Cybersecurity experts at Microsoft have observed that the Chinese espionage group known as Silk Typhoon has started using publicly available IT solutions to infiltrate networks. Instead of solely targeting vulnerabilities in critical systems, they are now focusing on everyday tools such as remote management applications and cloud services.

This shift in tactics aligns with trends observed among other advanced espionage groups worldwide. Previously, in May 2024, it was reported that Russian hackers were moving away from custom-developed malware in favor of more accessible malicious software.
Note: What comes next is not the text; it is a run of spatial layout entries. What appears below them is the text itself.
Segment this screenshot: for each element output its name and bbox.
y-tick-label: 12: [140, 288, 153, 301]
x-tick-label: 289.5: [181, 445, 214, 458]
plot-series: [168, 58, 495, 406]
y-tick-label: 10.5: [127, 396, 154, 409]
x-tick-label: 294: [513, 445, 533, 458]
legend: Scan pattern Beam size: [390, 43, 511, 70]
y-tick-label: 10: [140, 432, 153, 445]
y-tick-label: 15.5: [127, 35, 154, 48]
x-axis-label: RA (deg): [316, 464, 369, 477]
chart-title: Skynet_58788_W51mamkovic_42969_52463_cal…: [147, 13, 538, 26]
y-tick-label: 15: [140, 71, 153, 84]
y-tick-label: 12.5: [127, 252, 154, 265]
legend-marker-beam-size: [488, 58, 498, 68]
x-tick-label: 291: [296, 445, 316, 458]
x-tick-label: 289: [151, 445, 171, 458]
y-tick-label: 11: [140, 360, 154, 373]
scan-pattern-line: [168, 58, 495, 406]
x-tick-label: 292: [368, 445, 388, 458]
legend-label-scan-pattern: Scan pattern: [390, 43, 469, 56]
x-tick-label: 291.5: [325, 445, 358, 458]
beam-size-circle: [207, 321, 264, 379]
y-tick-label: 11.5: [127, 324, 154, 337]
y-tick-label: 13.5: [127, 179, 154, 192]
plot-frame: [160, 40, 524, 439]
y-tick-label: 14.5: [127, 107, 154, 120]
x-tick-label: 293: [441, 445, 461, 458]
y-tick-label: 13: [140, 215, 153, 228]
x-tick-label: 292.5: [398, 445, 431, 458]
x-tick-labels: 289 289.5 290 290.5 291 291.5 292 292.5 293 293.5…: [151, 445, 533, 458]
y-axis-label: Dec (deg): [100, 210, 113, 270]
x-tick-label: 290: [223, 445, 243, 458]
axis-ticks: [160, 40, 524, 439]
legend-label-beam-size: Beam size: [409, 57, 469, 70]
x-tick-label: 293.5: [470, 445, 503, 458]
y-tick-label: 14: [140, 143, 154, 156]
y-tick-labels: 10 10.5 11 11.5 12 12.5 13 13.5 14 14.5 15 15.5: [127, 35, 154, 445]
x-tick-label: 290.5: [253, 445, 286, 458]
A similar trend was recorded in Iran in August 2024, where local hackers collaborated with ransomware groups in attacks against the United States.

Exploiting Vulnerabilities

Previously, Silk Typhoon relied on rare zero-day vulnerabilities, scanning weakly protected devices such as firewalls and VPNs. However, they have now also set their sights on widely used solutions that many organizations rely on, including remote management tools and cloud applications.

While Microsoft confirms that its own cloud services have not been directly attacked, Silk Typhoon exploits unpatched applications to infiltrate systems. The group is known for abusing stolen keys and login credentials to compromise target systems, then leveraging this access to penetrate further into networks—including those used by Microsoft—in pursuit of information related to U.S. policy and legislation.

Tactical Shift

This change in tactics affects multiple sectors, from government and healthcare institutions to IT services and educational organizations. By targeting everyday IT tools, Silk Typhoon takes advantage of the fact that many organizations may overlook these applications even when they have up-to-date security measures. Once inside, they employ various techniques to move laterally within networks, access confidential data, and even interfere with email and data storage operations.

Microsoft recommends several key steps to protect against Silk Typhoon:

Always update systems and software, as unpatched vulnerabilities are often the easiest entry points for attackers.

Use strong authentication methods, such as multi-factor authentication and unique passwords, to enhance protection against unauthorized access.

For system administrators, monitoring network activity is crucial to detecting unusual behavior, such as unexpected changes to administrative data that may indicate a security breach. Additionally, organizations should carefully manage API keys and service credentials, restricting access to prevent their exploitation by threat actors.